As published on Zhou Nutrition
The average American consumes up to 22 teaspoons of sugar daily!
Many times, children are getting even more sugar than adults. In fact, it is estimated that children between ages of 9-18 may be getting 34 teaspoons of sugar daily!
Added sugar is one of the worst additives to foods today. We all know about “sugar highs” and the short term effects sugar can have on a child’s behavior, but there are many problems associated with excessive sugar intake over time as well.
Sugar is a top contributor to many chronic diseases and has harmful effects on the body’s metabolism. It leads to insulin resistance which is a stepping stone to diabetes and metabolic syndrome. Long term consumption can even lead to a condition known as Non-alcoholic fatty liver disease and heart disease.
A 2011 study published in “Postgraduate Medicine” found correlations between excessive sugar intake and behaviors associated with ADHD. The reason may be related to a disruption of chemicals in the brain affecting the reward –related areas of the brain. Sugar can come in many forms added to foods such as fructose, dextrose, corn syrup and high fructose corn syrup (HFCS).
As sugar proves to be very addictive, removing sugar from our diets and the diets of our children can seem a bit out of reach.
Here Are 5 Simple Ways to Reduce Sugar!
Leave the Sugary Drinks Behind!
A 16 ounce Frappuccino can have up to 69 grams of sugar! Fruit juices and sports drinks are not any better and are loaded with sugar. Flavored water is the way to go. Try adding mint leaves, cucumber slices, or orange slices to your water. Mix it up and play around with it.

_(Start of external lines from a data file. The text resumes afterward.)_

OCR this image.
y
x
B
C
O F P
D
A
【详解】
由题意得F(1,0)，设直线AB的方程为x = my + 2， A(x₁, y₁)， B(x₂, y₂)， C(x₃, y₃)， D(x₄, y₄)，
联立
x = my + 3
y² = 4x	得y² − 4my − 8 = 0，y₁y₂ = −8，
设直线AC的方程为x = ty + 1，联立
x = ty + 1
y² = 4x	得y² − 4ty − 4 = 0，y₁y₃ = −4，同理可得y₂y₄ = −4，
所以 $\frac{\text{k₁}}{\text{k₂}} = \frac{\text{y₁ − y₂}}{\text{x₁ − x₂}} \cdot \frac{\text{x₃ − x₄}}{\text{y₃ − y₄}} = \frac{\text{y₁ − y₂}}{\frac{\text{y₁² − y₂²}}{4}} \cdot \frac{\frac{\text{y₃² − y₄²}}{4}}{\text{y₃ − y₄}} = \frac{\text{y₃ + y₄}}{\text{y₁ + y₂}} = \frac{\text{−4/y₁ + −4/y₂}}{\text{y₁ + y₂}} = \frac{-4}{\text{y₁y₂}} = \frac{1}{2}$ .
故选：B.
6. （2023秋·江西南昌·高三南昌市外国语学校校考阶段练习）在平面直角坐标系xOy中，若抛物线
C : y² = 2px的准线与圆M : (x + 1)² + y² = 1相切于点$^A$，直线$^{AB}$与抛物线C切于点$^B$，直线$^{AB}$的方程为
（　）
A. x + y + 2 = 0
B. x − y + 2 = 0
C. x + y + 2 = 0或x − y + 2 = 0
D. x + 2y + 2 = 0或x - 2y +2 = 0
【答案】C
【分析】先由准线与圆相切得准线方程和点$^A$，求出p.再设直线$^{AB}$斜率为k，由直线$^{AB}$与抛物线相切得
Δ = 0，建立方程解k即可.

Let the kids pick out the type of fruit they want to add to their water. If needed, add a few drops of stevia (however, stay away from artificial sweeteners) while your taste buds adjust to the change. Herbal teas are another great choice of beverage throughout the day.
Avoid Processed Foods to Nix Hidden Sugars!
A package of oatmeal can easily have 15 g of sugar in one serving. Skip the package and make your own from rolled oats, which contains 0 g of sugar. Toss the morning breakfast cereals and go for homemade oats instead. Added sugar can even show up in seemingly healthy foods such as whole wheat bagels, so be sure to check labels. Switch out the sugary processed treats with whole fruit to satisfy a sweet craving!
While yogurt seems like a great option for a snack, most yogurts are filled with sugar. Try to opt for non-flavored coconut yogurt with added berries or raisins.
Buy “Unsweetened” Varieties
If buying applesauce, almond milk, nut butters or canned fruit, stick to the unsweetened. This will save you loads of sugar. Keep in mind that you can switch unsweetened applesauce for sugar in many different baking recipes. Also, be wary of dried fruits. Many manufacturers add sugar and syrups. Be sure to check the ingredient list.
Cook at Home
Cooking at home ensures that you know what is in your food so you can avoid unwanted additives such as sugar. Openly discussing the foods we eat and the reasons we eat them can also go a long way for yourself and for children. Children don’t have an understanding of why we shouldn’t eat certain foods, but talking about the benefits of healthy foods can encourage them to eat healthier. Get the kids to help in the kitchen to increase their desire to try new and healthy foods. This helps serve as a great reminder for you to nix the sugar as well!
Johnson, Richard J., Mark S. Gold, David R. Johnson, and Takuji Ishimoto. “Attention-Deficit/Hyperactivity Disorder: Is It Time to Reappraise the Role of Sugar Consumption?” Postgraduate Medicine 123.5 (2011): 39-49.